Adversarial distillation (AD) which combines adversarial training with knowledge distillation has become a powerful procedure to mitigate the effects of adversarial examples to deep neural networks, which aims at distilling a robust student network from a pre-trained robust teacher network. In AD, the teacher's reliability has been a crucial problem and recent work incorporates a self-distillation loss on the student into the AD framework, encouraging the student to partially trust the teacher and gradually trust itself more. However, the only key factor to control this trust level cannot be adaptive enough for different training samples, guiding the student to trust itself inappropriately and inspiring us to pursue a better way to obtain more reliable supervision. In this paper we revisit the performance variation of all training samples from the teacher to student, showing that previous work is not always adaptive with the distillation and can be further refined. Accordingly, a more effective and justified supervision, namely Curricular Adversarial Distillation (CAD), is proposed to help boost the self-distillation process.
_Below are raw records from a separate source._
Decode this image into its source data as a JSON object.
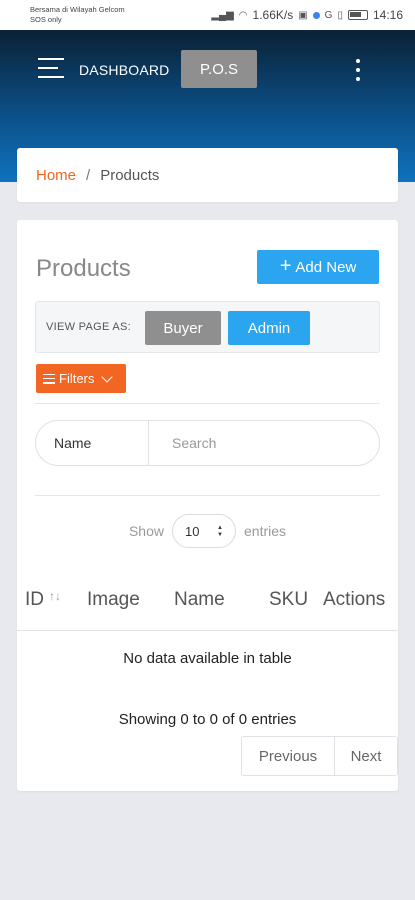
{
  "status_bar": {
    "carrier": "Bersama di Wilayah Gelcom",
    "carrier_sub": "SOS only",
    "speed": "1.66K/s",
    "time": "14:16"
  },
  "header": {
    "menu_label": "DASHBOARD",
    "pos_label": "P.O.S"
  },
  "breadcrumb": {
    "home": "Home",
    "separator": "/",
    "current": "Products"
  },
  "products": {
    "title": "Products",
    "add_plus": "+",
    "add_label": "Add New",
    "view_as_label": "VIEW PAGE AS:",
    "buyer_label": "Buyer",
    "admin_label": "Admin",
    "filters_label": "Filters"
  },
  "search": {
    "field_label": "Name",
    "placeholder": "Search"
  },
  "length": {
    "show": "Show",
    "value": "10",
    "entries": "entries"
  },
  "table": {
    "columns": [
      "ID",
      "Image",
      "Name",
      "SKU",
      "Actions"
    ],
    "sort_glyph": "↑↓",
    "empty": "No data available in table",
    "info": "Showing 0 to 0 of 0 entries"
  },
  "pagination": {
    "previous": "Previous",
    "next": "Next"
  },
  "colors": {
    "accent_orange": "#f26522",
    "accent_blue": "#2ba5f0",
    "neutral_gray": "#8f8f8f"
  }
}
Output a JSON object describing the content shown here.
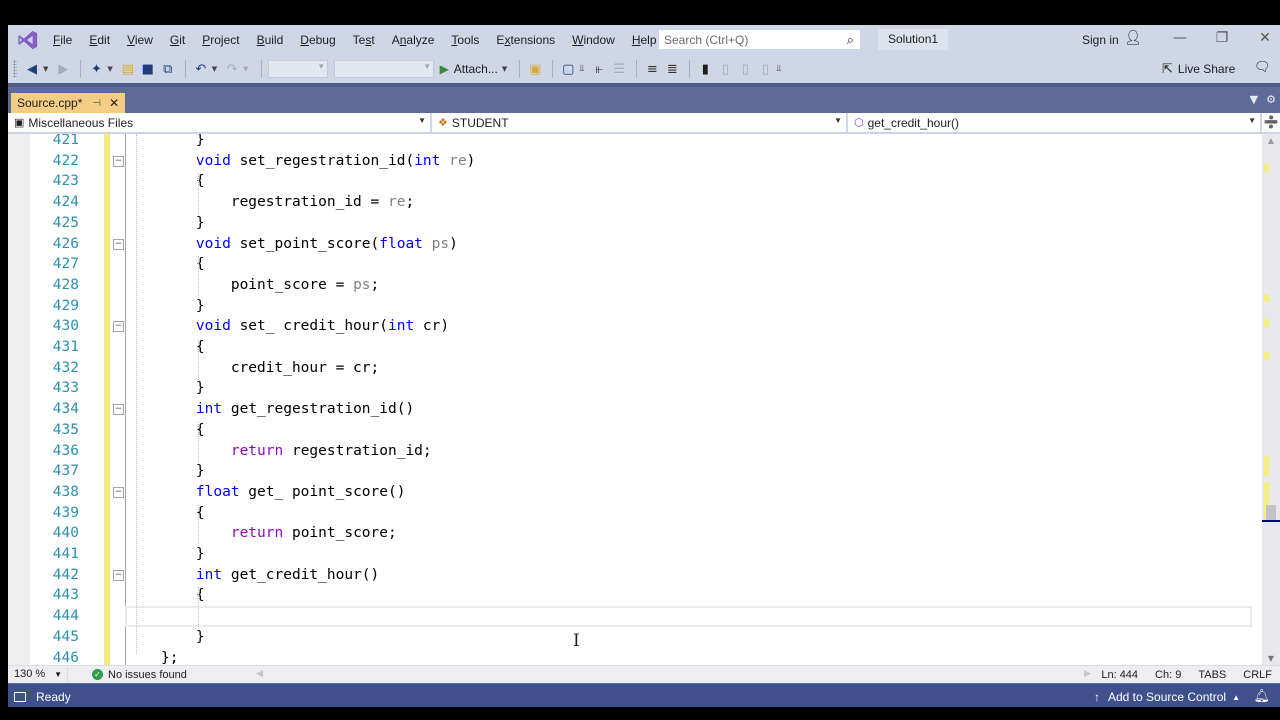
{
  "menubar": {
    "items": [
      {
        "label": "File",
        "accel": "F"
      },
      {
        "label": "Edit",
        "accel": "E"
      },
      {
        "label": "View",
        "accel": "V"
      },
      {
        "label": "Git",
        "accel": "G"
      },
      {
        "label": "Project",
        "accel": "P"
      },
      {
        "label": "Build",
        "accel": "B"
      },
      {
        "label": "Debug",
        "accel": "D"
      },
      {
        "label": "Test",
        "accel": "s"
      },
      {
        "label": "Analyze",
        "accel": "n"
      },
      {
        "label": "Tools",
        "accel": "T"
      },
      {
        "label": "Extensions",
        "accel": "x"
      },
      {
        "label": "Window",
        "accel": "W"
      },
      {
        "label": "Help",
        "accel": "H"
      }
    ],
    "search_placeholder": "Search (Ctrl+Q)",
    "solution_name": "Solution1",
    "sign_in": "Sign in"
  },
  "toolbar": {
    "attach_label": "Attach...",
    "live_share_label": "Live Share"
  },
  "tabs": [
    {
      "label": "Source.cpp*",
      "active": true,
      "modified": true
    }
  ],
  "navbar": {
    "project": "Miscellaneous Files",
    "scope": "STUDENT",
    "member": "get_credit_hour()"
  },
  "editor": {
    "lines": [
      {
        "num": "421",
        "html": "    }"
      },
      {
        "num": "422",
        "fold": true,
        "tokens": [
          [
            "    ",
            ""
          ],
          [
            "void",
            "kw"
          ],
          [
            " set_regestration_id(",
            ""
          ],
          [
            "int",
            "kw"
          ],
          [
            " ",
            ""
          ],
          [
            "re",
            "param"
          ],
          [
            ")",
            ""
          ]
        ]
      },
      {
        "num": "423",
        "tokens": [
          [
            "    {",
            ""
          ]
        ]
      },
      {
        "num": "424",
        "tokens": [
          [
            "        regestration_id = ",
            ""
          ],
          [
            "re",
            "param"
          ],
          [
            ";",
            ""
          ]
        ]
      },
      {
        "num": "425",
        "tokens": [
          [
            "    }",
            ""
          ]
        ]
      },
      {
        "num": "426",
        "fold": true,
        "tokens": [
          [
            "    ",
            ""
          ],
          [
            "void",
            "kw"
          ],
          [
            " set_point_score(",
            ""
          ],
          [
            "float",
            "kw"
          ],
          [
            " ",
            ""
          ],
          [
            "ps",
            "param"
          ],
          [
            ")",
            ""
          ]
        ]
      },
      {
        "num": "427",
        "tokens": [
          [
            "    {",
            ""
          ]
        ]
      },
      {
        "num": "428",
        "tokens": [
          [
            "        point_score = ",
            ""
          ],
          [
            "ps",
            "param"
          ],
          [
            ";",
            ""
          ]
        ]
      },
      {
        "num": "429",
        "tokens": [
          [
            "    }",
            ""
          ]
        ]
      },
      {
        "num": "430",
        "fold": true,
        "tokens": [
          [
            "    ",
            ""
          ],
          [
            "void",
            "kw"
          ],
          [
            " set_ credit_hour(",
            ""
          ],
          [
            "int",
            "kw"
          ],
          [
            " cr)",
            ""
          ]
        ]
      },
      {
        "num": "431",
        "tokens": [
          [
            "    {",
            ""
          ]
        ]
      },
      {
        "num": "432",
        "tokens": [
          [
            "        credit_hour = cr;",
            ""
          ]
        ]
      },
      {
        "num": "433",
        "tokens": [
          [
            "    }",
            ""
          ]
        ]
      },
      {
        "num": "434",
        "fold": true,
        "tokens": [
          [
            "    ",
            ""
          ],
          [
            "int",
            "kw"
          ],
          [
            " get_regestration_id()",
            ""
          ]
        ]
      },
      {
        "num": "435",
        "tokens": [
          [
            "    {",
            ""
          ]
        ]
      },
      {
        "num": "436",
        "tokens": [
          [
            "        ",
            ""
          ],
          [
            "return",
            "kw2"
          ],
          [
            " regestration_id;",
            ""
          ]
        ]
      },
      {
        "num": "437",
        "tokens": [
          [
            "    }",
            ""
          ]
        ]
      },
      {
        "num": "438",
        "fold": true,
        "tokens": [
          [
            "    ",
            ""
          ],
          [
            "float",
            "kw"
          ],
          [
            " get_ point_score()",
            ""
          ]
        ]
      },
      {
        "num": "439",
        "tokens": [
          [
            "    {",
            ""
          ]
        ]
      },
      {
        "num": "440",
        "tokens": [
          [
            "        ",
            ""
          ],
          [
            "return",
            "kw2"
          ],
          [
            " point_score;",
            ""
          ]
        ]
      },
      {
        "num": "441",
        "tokens": [
          [
            "    }",
            ""
          ]
        ]
      },
      {
        "num": "442",
        "fold": true,
        "tokens": [
          [
            "    ",
            ""
          ],
          [
            "int",
            "kw"
          ],
          [
            " get_credit_hour()",
            ""
          ]
        ]
      },
      {
        "num": "443",
        "tokens": [
          [
            "    {",
            ""
          ]
        ]
      },
      {
        "num": "444",
        "tokens": [
          [
            "",
            ""
          ]
        ],
        "current": true
      },
      {
        "num": "445",
        "tokens": [
          [
            "    }",
            ""
          ]
        ]
      },
      {
        "num": "446",
        "tokens": [
          [
            "};",
            ""
          ]
        ]
      }
    ]
  },
  "editor_status": {
    "zoom": "130 %",
    "issues": "No issues found",
    "line": "Ln: 444",
    "col": "Ch: 9",
    "indent": "TABS",
    "eol": "CRLF"
  },
  "status": {
    "ready": "Ready",
    "source_control": "Add to Source Control"
  },
  "colors": {
    "chrome": "#cfd6e5",
    "tab_active": "#f5cc84",
    "status_bar": "#40508d",
    "keyword": "#0000ff",
    "control_keyword": "#8f08c4",
    "line_number": "#2b91af",
    "change_marker": "#f1ed7a"
  }
}
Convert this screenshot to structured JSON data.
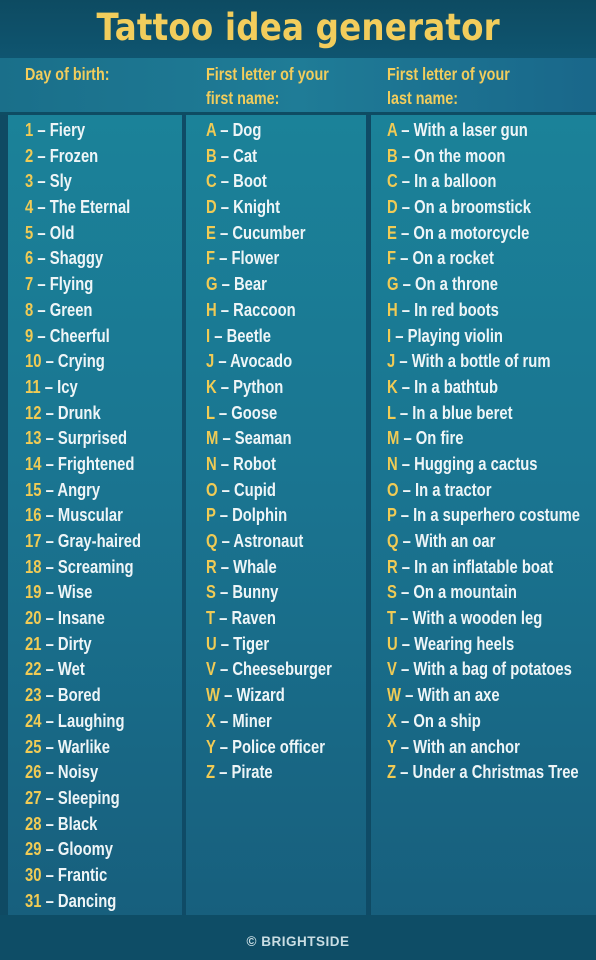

In CAD, the KL divergences between both the clean and adversarial outputs of teacher and the smoothed labels are calculated for the supervision to address the teacher's unreliability in the self-distillation. Besides, the smoothed labels follow a curriculum-style scheduler, getting smoothed to different degrees at different training stages and helping the teacher continuously be adaptive to the varying adversarial examples from student. Extensive experiments have shown the superiority of our strategy in distilling a robust student network against various attacks.